Emblematic of the changes forced by the financial crisis and bear market, Princeton President Shirley Tilghman recently wrote a letter in the Princeton Alumni Weekly titled the "New Normal," stating that "the Princeton of tomorrow will be leaner than the one we know today."

Jack Bogle, the former chief executive of the Vanguard mutual-fund complex and now the head of the Bogle Financial Markets Research Center, is sympathetic to the Ivies. "I think the endowment directors will look at the past year as an aberration, rather than a stain on their record, and that's fair," he says.

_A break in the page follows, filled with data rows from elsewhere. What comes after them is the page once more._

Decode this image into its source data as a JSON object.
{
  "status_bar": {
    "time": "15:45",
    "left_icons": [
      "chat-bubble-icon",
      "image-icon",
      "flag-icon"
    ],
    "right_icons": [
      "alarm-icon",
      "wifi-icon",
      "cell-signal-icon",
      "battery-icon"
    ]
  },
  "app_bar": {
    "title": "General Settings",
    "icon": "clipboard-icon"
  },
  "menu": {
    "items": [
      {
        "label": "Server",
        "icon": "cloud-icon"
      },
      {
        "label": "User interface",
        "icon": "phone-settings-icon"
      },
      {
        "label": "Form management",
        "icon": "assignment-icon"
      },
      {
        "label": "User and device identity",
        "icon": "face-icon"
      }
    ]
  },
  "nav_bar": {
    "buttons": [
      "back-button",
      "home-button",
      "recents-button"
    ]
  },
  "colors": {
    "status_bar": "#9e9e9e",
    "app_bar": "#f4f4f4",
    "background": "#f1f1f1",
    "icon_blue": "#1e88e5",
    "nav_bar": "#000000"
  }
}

A Princeton graduate, Bogle says he doubts the endowments will be able to generate 10% annual returns in the years ahead. The big endowments probably erred in keeping their bond allocations so low, he adds, because bonds "have been the most certain way to protect against stock-market declines." That proved true again last year.

WHILE THE BIG IVIES HAVE strong balance sheets, with endowment assets that dwarf their debt, Moody's Investors Service recently downgraded Dartmouth to double-A-1 from triple-A and is concerned about liquidity issues. "The organizations have fared pretty well, but they need to reassess the relative benefit of certain investment strategies," says Moody's analyst Roger Goodman.

University endowments already are leaner than they were just a year ago, and their prospects for recouping investment losses anytime soon look remote. The brutal market of the past year could mark the end of the alternative-investment boom they abetted, as managers of trend-setting university endowments, as well as their followers in the nonprofit world, move back toward the traditional stocks and bonds that once were staples of their investment portfolios.